Polskie struktury wojskowe przekazały do wschodniego sąsiada ogromną ilość swej techniki bojowej. Dodatkowo, Polska zainwestowała również znaczne środki na wsparcie dla uchodźców. Mimo iż przez długie miesiące eksperci wojenni wyrażali swoje zainteresowanie wielkością polskiego wkładu w konflikt ukraiński, Polska – będąca głównym dostarczycielem wsparcia pancernego dla Kijowa – nie publikowała szczegółowych danych. Aż do niedawna brakowało oficjalnej potwierdzenia tych informacji, mimo że nieoficjalne liczby krążyły po sieci już od jakiegoś czasu.
Prezydencki ośrodek analityczny postanowił potwierdzić te nieoficjalne dane, podobnie jak Ministerstwo Obrony Narodowej.

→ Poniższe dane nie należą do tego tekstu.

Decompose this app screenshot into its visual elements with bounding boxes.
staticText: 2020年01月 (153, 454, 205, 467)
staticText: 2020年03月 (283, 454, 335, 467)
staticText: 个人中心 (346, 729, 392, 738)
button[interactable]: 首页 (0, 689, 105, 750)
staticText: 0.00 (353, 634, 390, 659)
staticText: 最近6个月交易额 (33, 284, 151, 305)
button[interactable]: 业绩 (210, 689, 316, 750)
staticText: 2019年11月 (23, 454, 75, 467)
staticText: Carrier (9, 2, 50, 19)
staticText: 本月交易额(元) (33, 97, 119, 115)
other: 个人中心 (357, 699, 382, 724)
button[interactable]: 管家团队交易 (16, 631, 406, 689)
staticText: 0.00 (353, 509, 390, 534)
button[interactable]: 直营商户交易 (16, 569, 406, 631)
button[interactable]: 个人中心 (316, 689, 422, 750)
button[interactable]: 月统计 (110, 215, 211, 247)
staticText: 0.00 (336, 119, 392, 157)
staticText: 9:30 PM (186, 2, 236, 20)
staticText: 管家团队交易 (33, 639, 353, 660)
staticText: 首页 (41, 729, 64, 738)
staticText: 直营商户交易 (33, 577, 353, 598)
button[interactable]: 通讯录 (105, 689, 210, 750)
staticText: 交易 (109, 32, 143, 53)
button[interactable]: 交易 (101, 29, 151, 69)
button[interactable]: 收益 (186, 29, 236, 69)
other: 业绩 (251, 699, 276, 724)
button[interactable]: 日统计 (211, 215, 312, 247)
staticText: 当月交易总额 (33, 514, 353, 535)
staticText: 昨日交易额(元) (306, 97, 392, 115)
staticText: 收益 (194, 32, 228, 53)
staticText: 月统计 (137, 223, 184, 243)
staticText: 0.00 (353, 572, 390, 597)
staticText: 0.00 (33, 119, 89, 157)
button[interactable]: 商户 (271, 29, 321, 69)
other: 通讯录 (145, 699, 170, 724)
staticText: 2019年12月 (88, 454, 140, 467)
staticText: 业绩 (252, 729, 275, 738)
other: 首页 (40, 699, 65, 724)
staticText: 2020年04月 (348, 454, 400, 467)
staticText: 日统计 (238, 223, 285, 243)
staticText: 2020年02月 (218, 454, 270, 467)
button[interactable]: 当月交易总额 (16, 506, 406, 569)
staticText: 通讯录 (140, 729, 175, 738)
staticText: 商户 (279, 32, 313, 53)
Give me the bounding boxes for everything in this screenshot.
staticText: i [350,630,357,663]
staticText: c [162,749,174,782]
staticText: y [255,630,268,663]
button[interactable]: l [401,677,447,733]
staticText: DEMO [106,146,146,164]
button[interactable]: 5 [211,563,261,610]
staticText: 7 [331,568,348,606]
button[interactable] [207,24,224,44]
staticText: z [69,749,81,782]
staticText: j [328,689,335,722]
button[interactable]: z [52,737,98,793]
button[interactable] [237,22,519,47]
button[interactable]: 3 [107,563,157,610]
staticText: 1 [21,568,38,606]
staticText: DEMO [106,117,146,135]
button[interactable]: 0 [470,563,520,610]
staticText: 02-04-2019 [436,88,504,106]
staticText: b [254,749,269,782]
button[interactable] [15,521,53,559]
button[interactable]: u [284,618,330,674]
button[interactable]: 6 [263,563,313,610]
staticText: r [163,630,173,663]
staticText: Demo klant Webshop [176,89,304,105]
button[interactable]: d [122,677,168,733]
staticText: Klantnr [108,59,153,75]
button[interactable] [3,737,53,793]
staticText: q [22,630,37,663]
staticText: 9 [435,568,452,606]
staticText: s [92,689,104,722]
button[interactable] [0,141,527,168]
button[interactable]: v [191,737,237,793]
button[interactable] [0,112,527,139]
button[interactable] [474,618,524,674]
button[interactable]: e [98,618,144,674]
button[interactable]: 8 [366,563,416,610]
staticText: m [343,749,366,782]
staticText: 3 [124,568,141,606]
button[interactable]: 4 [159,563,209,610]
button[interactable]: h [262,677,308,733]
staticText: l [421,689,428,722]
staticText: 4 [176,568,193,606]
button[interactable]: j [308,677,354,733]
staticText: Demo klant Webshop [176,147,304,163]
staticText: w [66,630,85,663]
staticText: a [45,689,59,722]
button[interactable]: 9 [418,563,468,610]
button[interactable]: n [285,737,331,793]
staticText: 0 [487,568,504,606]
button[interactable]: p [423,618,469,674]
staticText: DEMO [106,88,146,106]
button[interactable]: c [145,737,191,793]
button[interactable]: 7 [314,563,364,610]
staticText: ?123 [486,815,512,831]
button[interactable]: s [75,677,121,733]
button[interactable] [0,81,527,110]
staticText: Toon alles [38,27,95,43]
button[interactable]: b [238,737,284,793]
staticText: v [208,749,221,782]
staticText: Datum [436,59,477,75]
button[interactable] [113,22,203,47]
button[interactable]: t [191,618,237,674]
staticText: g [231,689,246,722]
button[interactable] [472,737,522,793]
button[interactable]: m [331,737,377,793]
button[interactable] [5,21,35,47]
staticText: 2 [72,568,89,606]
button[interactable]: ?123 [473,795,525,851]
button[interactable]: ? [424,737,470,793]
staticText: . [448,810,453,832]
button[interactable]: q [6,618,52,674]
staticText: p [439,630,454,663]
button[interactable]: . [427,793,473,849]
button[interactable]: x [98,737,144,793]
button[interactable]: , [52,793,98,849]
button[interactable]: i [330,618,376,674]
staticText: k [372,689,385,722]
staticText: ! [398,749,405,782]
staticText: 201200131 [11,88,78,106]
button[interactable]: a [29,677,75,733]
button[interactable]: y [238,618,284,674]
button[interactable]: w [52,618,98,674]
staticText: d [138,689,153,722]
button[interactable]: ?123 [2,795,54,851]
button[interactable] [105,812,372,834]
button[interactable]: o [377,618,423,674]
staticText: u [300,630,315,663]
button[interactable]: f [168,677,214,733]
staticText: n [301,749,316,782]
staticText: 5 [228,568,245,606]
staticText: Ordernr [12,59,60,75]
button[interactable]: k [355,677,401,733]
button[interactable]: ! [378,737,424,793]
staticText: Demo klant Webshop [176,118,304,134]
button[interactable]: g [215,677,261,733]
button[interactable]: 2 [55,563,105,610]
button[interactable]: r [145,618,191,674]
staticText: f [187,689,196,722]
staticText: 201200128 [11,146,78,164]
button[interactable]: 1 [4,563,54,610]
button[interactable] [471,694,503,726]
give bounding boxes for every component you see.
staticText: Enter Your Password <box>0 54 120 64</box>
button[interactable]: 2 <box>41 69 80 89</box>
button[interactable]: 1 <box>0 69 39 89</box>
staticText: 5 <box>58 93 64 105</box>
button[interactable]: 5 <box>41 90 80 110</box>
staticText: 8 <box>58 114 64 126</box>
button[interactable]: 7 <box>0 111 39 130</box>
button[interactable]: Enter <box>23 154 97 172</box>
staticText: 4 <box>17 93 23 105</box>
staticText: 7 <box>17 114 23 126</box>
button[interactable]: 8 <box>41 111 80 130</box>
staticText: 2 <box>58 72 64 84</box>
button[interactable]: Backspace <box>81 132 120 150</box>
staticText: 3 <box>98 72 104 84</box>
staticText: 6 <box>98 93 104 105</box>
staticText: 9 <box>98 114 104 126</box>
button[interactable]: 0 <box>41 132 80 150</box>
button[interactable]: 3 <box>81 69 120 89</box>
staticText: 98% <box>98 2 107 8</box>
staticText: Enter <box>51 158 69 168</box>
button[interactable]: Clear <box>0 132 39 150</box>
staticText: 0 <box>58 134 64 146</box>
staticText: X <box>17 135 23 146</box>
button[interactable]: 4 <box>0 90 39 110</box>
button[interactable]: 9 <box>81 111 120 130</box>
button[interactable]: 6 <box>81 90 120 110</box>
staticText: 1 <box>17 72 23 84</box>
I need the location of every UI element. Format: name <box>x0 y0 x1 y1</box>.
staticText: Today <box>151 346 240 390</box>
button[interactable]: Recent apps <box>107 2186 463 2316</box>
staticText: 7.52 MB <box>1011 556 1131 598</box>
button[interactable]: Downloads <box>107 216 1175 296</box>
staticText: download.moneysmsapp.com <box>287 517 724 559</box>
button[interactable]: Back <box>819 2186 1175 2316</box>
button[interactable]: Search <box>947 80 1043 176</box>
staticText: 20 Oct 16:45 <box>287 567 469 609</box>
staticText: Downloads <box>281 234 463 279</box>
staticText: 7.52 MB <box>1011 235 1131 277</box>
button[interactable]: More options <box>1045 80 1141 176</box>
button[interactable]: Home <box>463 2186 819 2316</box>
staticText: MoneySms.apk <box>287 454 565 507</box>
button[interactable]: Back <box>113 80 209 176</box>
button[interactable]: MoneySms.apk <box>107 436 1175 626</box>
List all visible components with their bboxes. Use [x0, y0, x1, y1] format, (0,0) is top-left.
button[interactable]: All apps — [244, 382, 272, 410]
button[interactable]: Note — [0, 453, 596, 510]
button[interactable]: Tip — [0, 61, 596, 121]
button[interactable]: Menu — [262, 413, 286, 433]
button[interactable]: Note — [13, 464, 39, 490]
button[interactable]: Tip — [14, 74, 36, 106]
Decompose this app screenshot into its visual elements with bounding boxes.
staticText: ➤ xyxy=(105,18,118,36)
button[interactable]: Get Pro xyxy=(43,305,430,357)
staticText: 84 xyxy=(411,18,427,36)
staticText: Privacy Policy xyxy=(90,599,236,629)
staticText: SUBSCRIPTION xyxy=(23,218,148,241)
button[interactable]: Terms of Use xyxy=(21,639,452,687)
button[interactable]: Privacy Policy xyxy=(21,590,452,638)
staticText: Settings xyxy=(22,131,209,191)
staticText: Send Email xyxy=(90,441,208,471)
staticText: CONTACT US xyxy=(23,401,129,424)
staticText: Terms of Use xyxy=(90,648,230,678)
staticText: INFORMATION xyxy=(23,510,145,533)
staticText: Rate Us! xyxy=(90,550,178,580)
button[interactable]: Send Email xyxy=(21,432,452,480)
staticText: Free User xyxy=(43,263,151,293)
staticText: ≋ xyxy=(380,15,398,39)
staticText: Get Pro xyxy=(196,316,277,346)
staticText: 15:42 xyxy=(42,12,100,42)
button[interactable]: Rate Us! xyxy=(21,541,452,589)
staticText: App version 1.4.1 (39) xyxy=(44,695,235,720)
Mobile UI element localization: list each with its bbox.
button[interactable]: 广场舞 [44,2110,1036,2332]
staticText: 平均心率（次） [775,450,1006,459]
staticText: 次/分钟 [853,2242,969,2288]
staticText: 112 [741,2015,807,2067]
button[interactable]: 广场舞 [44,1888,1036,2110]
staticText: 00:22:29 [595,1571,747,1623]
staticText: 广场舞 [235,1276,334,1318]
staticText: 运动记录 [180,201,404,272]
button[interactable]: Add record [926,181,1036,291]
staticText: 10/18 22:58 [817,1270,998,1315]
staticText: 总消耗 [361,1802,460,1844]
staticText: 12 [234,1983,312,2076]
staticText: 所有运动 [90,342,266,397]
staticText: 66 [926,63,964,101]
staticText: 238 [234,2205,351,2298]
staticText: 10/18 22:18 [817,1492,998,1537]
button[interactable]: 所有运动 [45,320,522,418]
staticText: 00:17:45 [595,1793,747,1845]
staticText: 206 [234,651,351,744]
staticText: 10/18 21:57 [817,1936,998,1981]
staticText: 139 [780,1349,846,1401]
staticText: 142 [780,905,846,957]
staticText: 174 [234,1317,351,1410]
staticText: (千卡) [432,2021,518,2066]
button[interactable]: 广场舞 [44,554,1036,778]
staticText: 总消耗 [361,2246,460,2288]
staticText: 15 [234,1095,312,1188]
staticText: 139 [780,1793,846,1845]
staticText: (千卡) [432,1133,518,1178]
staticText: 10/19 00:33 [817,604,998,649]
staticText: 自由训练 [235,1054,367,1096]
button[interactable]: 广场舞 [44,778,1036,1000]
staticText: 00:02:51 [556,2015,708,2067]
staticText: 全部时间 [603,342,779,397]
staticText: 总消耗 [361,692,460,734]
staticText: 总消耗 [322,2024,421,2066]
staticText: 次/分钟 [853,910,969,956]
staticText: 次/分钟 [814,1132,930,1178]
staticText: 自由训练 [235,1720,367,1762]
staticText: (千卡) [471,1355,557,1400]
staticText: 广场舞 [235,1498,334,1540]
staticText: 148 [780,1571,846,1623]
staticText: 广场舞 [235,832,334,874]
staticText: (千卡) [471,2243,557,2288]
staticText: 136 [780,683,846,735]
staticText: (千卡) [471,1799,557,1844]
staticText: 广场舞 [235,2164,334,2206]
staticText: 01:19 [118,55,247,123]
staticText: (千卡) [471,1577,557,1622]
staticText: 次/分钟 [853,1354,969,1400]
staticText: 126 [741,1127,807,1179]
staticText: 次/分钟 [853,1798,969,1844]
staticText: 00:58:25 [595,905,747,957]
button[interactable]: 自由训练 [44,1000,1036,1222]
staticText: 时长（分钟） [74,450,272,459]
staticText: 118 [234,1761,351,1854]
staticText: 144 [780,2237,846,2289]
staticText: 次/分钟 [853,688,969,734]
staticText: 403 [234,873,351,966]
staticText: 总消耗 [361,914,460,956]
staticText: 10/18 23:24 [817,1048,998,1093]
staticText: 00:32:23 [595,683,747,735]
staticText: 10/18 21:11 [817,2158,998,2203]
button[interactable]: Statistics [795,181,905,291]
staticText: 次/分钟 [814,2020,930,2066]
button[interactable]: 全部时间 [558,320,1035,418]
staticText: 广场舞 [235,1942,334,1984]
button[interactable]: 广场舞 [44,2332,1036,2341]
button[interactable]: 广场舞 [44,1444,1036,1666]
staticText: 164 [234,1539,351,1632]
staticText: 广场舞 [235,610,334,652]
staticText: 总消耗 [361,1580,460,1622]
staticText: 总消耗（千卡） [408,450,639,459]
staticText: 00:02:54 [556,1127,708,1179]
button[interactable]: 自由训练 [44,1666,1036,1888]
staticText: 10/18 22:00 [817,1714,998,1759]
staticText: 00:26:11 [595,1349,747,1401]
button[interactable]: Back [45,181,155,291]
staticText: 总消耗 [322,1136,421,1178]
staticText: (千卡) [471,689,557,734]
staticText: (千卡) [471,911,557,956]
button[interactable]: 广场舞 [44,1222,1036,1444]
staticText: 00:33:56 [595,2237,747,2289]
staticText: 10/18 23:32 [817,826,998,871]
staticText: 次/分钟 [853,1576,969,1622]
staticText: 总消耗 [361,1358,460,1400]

Zgodnie z informacjami przekazanymi przez Kancelarię Prezydenta RP, Polska jest krajem, który – w porównaniu do PKB – najbardziej zaangażował się w pomoc dla Ukrainy.
Wsparcie z Polski dotarło na linię frontu na Ukrainie jako pierwsze, i to w większych ilościach. To właśnie nasz kraj dostarczył najwięcej ciężkiego sprzętu wojskowego. Ponadto, Polska jest jednym z krajów, które przyjęły najwięcej uchodźców, jeśli spojrzymy na surowe liczby – wynika z oficjalnego oświadczenia.